Alternate molecule representation with some interesting properties
This is set of simple functions that convert molecules to and from a vector representation.
The representation is quite simple, it consists of blocks each of which contain atoms and relevant bond records.
[atom_record][bond_records]
These blocks are fixed size and each of these blocks has the property that they can be moved and mutated between vectors and will always form a graph[with one exception]. Note that the graph may not be chemical.
The only graphs that are not generated contain self references, i.e. an atom that has a bond to itself.
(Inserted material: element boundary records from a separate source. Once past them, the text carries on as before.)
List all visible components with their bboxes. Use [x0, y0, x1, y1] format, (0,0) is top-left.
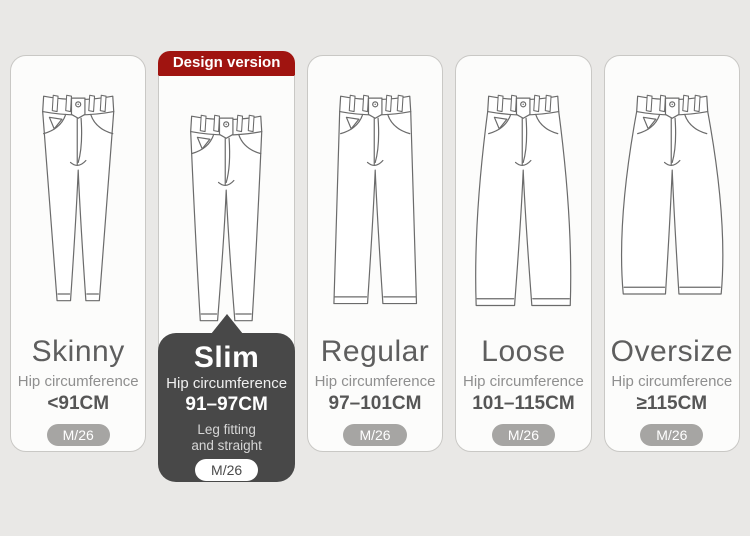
pants-illustration-slim: [159, 82, 293, 352]
pants-illustration-skinny: [11, 62, 145, 332]
fit-card-regular: Regular Hip circumference 97–101CM M/26: [306, 55, 444, 452]
fit-card-loose: Loose Hip circumference 101–115CM M/26: [455, 55, 592, 452]
fit-name: Slim: [193, 341, 260, 374]
size-badge: M/26: [640, 424, 704, 446]
fit-name: Skinny: [31, 335, 125, 368]
pants-illustration-regular: [308, 62, 442, 332]
fit-comparison-chart: Skinny Hip circumference <91CM M/26 Desi…: [10, 48, 741, 482]
fit-column-loose: Loose Hip circumference 101–115CM M/26: [455, 48, 592, 454]
hip-circumference-label: Hip circumference: [17, 373, 139, 390]
fit-name: Loose: [481, 335, 566, 368]
hip-circumference-value: 101–115CM: [472, 393, 575, 414]
slim-highlight-panel: Slim Hip circumference 91–97CM Leg fitti…: [158, 314, 295, 482]
hip-circumference-label: Hip circumference: [611, 373, 733, 390]
hip-circumference-label: Hip circumference: [166, 375, 288, 392]
hip-circumference-label: Hip circumference: [314, 373, 436, 390]
fit-column-skinny: Skinny Hip circumference <91CM M/26: [10, 48, 147, 454]
hip-circumference-value: 91–97CM: [185, 394, 268, 415]
pointer-up-arrow: [210, 314, 243, 334]
fit-name: Oversize: [610, 335, 733, 368]
hip-circumference-value: ≥115CM: [636, 393, 708, 414]
fit-card-skinny: Skinny Hip circumference <91CM M/26: [10, 55, 147, 452]
hip-circumference-label: Hip circumference: [462, 373, 584, 390]
fit-column-regular: Regular Hip circumference 97–101CM M/26: [306, 48, 444, 454]
fit-card-oversize: Oversize Hip circumference ≥115CM M/26: [603, 55, 741, 452]
size-badge: M/26: [195, 459, 259, 481]
fit-description-line2: and straight: [191, 438, 262, 453]
size-badge: M/26: [46, 424, 110, 446]
fit-name: Regular: [320, 335, 430, 368]
fit-column-slim: Design version Slim Hip circumference 9: [158, 48, 295, 482]
fit-column-oversize: Oversize Hip circumference ≥115CM M/26: [603, 48, 741, 454]
size-badge: M/26: [343, 424, 407, 446]
pants-illustration-loose: [456, 62, 590, 332]
design-version-banner: Design version: [158, 51, 295, 75]
pants-illustration-oversize: [605, 62, 739, 332]
size-badge: M/26: [491, 424, 555, 446]
hip-circumference-value: 97–101CM: [328, 393, 422, 414]
fit-description-line1: Leg fitting: [197, 422, 256, 437]
hip-circumference-value: <91CM: [47, 393, 110, 414]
This property is generated by how the bonds are encoded in the vector.
A bond record has a bond type and an offset. The offset is the relative index to the atom to which it is bonded.
I.e. a single bond between atom index 1 and atom index 3 is encoded with bond_type=1, bond_offset=2 from atom 1 to atom 3 and bond_type=1, bond_offset=-2 from atom 3 to atom 1
When the graph is decoded, atom index generated via the offset is modulo the number of atoms, i.e. the generated index can wrap around the vector.
Note a mutation will always generate a graph, but it may not be chemical, so we may have to try a few times.
The mutation code is really quite random, and exists only to show how to swap pieces from one molecule to another.
from rdkit import Chem
from molvector import encode, decode, canonical_order, mutate
test3 = "NCCCCCOCC1OC(OCCc2c[nH]c3ccccc23)C(OCc2ccccc2)C(OCc2ccccc2)C1OCc1ccccc1"
test4 = "NCCCCC(C(=O)NCCc1ccccc1)N1Cc2[nH]c3ccccc3c2CC(NC(=O)Cc2ccccc2)C1=O.O=C(O)C(F)(F)F"
m = Chem.MolFromSmiles(test3)
m2 = Chem.MolFromSmiles(test4)
v = encode(m, canonical_order)[0]
v2 = encode(m2, canonical_order)[0]
while 1:
r = mutate(v,v2)
mol = decode(r)
if mol:
smi = Chem. MolToSmiles(mol)
print(smi)
break
The default N is 100,000 random samples are tested. Many will not generate unique smiles during smiles traversals.
from molvector import encode
from rdkit.Chem import MolFromSmiles
test = "NCCCCCOCC1OC(OCCc2c[nH]c3ccccc23)C(OCc2ccccc2)C(OCc2ccccc2)C1OCc1ccccc1"
m = MolFromSmiles(test3)
vectors = encode(m)
To control N
import functools
from molvector import generate_random_smiles_orders
vectors = encode(m, functools.partial(generate_random_smiles_orders, N=100))
Now it may be that this encoding ends up not being useful, however I have noted that the MAE in my training sessions drops quicker as (I believe) there is not as much to learn as when using smiles strings as inputs.
Additionally, stereochemistry can be encoded correctly (this is not yet done:)
By default the encoder generates an ensemble of molvectors in random but unique smiles orders. This can take a bit of time but is easy to parallelize.
There needs to be some heuristic on how many random smiles we should check for a given size of input. Currently we try 10,000 times to generate random smiles for any input size.